Sini jongkok! Biar aku jelasin!”
Lila mengikuti perintah Kumi.
“Ini namanya Bunga Desember. Bunga
yang paling paham dengan musim. Dia bahkan tahu betul bulan apa sekarang.”
“Emangnya dia tumbuh sendiri gitu?”
tanya Lila, polos.
“Iya!” jawab Kumi, “bunga ini cuma
tumbuh sekali dalam setahun. Tanpa ada yang menanamnya, Lil. Mereka tumbuh
berjejer rapi. Ya.. di bulan Desember. Sama seperti namanya. Manis, kan?
Menurutku sih, bunga ini istimewa. Penyabar. Dia pasti menunggu-nunggu
datangnya bulan Desember kan? Bunga ini juga membawa kebahagiaan. Setidaknya,
siapapun yang melihat bakal mencelos hatinya. Dan mereka akan berseru senang,
‘akhirnya, bunganya tumbuh!’ kalau aku jadi bunga Desember, pasti bakalan
bahagia banget. Kehadirannya ditunggu-tunggu setiap tahunnya.”
Lila, gadis berambut panjang
setengah punggung itu tidak bergeming mendengarkan ucapan Kumi. Kemudian hati
dan otaknya yang cerdas mulai menyimpulkan.

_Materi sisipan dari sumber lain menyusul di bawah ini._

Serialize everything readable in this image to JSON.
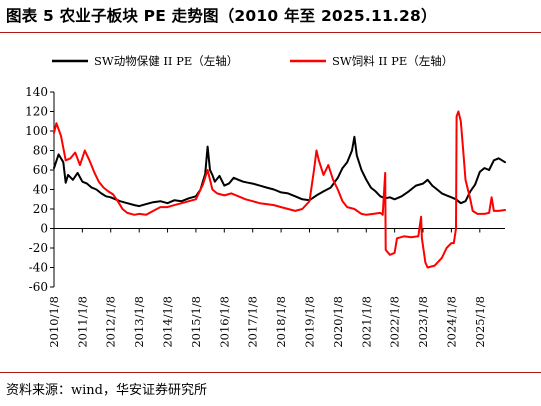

“Semua akan indah pada saatnya.
Kesabaran selalu berbanding lurus dengan pencapaian. Kesabaran yang tulus akan
membuahkan keberhasilan. Begitu pula sebaliknya. Dan ia yakin, masalah tak
selamanya menjadi masalah. Ada saatnya semua akan berlalu. Seperti hujan di
Bulan Desember yang mengantarkan ke sebuah bunga yang indah.